Я слушаю вполуха, пока мисс Гэвин описывает размеченный красными ленточками маршрут восхождения к индивидуальной учебной программе и особому коррекционному образованию. Помню, как после рождения Чарли я осматривала его, проверяя, все ли пальчики на месте, разглядывая его нежные розовые губки и изгибы его ушных раковин. «Он идеален», – подумала я, восхищенная и благодарная за такое совершенство. И вдруг у моего идеального мальчика может обнаружиться синдром дефицита внимания. В моем сознании отказываются совмещаться две эти мысли.

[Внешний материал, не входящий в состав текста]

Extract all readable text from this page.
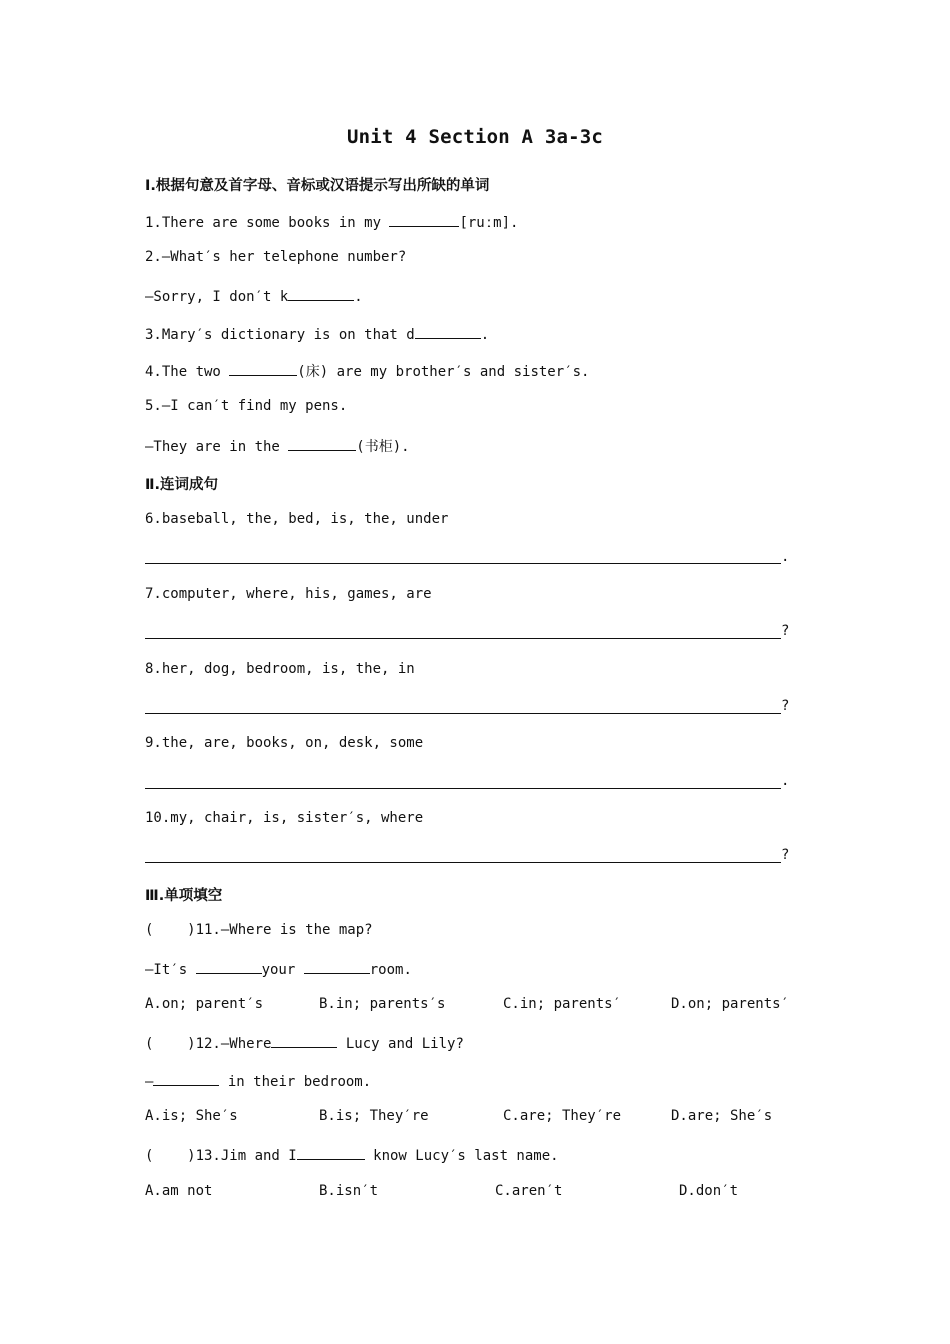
Unit 4 Section A 3a-3c
Ⅰ.根据句意及首字母、音标或汉语提示写出所缺的单词
1.There are some books in my	[ruːm].
2.—What′s her telephone number?
—Sorry, I don′t k	.
3.Mary′s dictionary is on that d	.
4.The two	(床) are my brother′s and sister′s.
5.—I can′t find my pens.
—They are in the	(书柜).
Ⅱ.连词成句
6.baseball, the, bed, is, the, under
.
7.computer, where, his, games, are
?
8.her, dog, bedroom, is, the, in
?
9.the, are, books, on, desk, some
.
10.my, chair, is, sister′s, where
?
Ⅲ.单项填空
(    )11.—Where is the map?
—It′s	your	room.
A.on; parent′s	B.in; parents′s	C.in; parents′	D.on; parents′
(    )12.—Where	Lucy and Lily?
—	in their bedroom.
A.is; She′s	B.is; They′re	C.are; They′re	D.are; She′s
(    )13.Jim and I	know Lucy′s last name.
A.am not	B.isn′t	C.aren′t	D.don′t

Его будут дразнить дети. Учителя поставят на нем клеймо. Как назвала Чарли мисс Гэвин? Безрассудный. Дети будут бросаться словами острее, обиднее и страшнее этого, и мишенью станет его голова.
– Я хочу, чтобы он встретился с педиатром, прежде чем мы начнем что-то делать в этом направлении, – заявляет Боб.
– По-моему, это отличная идея, – отвечает мисс Гэвин.
Врачи прописывают детям с СДВГ риталин. Это какой-то амфетамин, кажется. Мы собираемся накачивать наркотиками нашего семилетнего сына, чтобы он не отставал в учебе. Кровь отливает, будто мое кровообращение не собирается поддерживать эту идею: голова и пальцы немеют. Мисс Гэвин продолжает говорить, но ее голос звучит приглушенно и отдаленно. Я не хочу знать эту проблему и не хочу ее решать.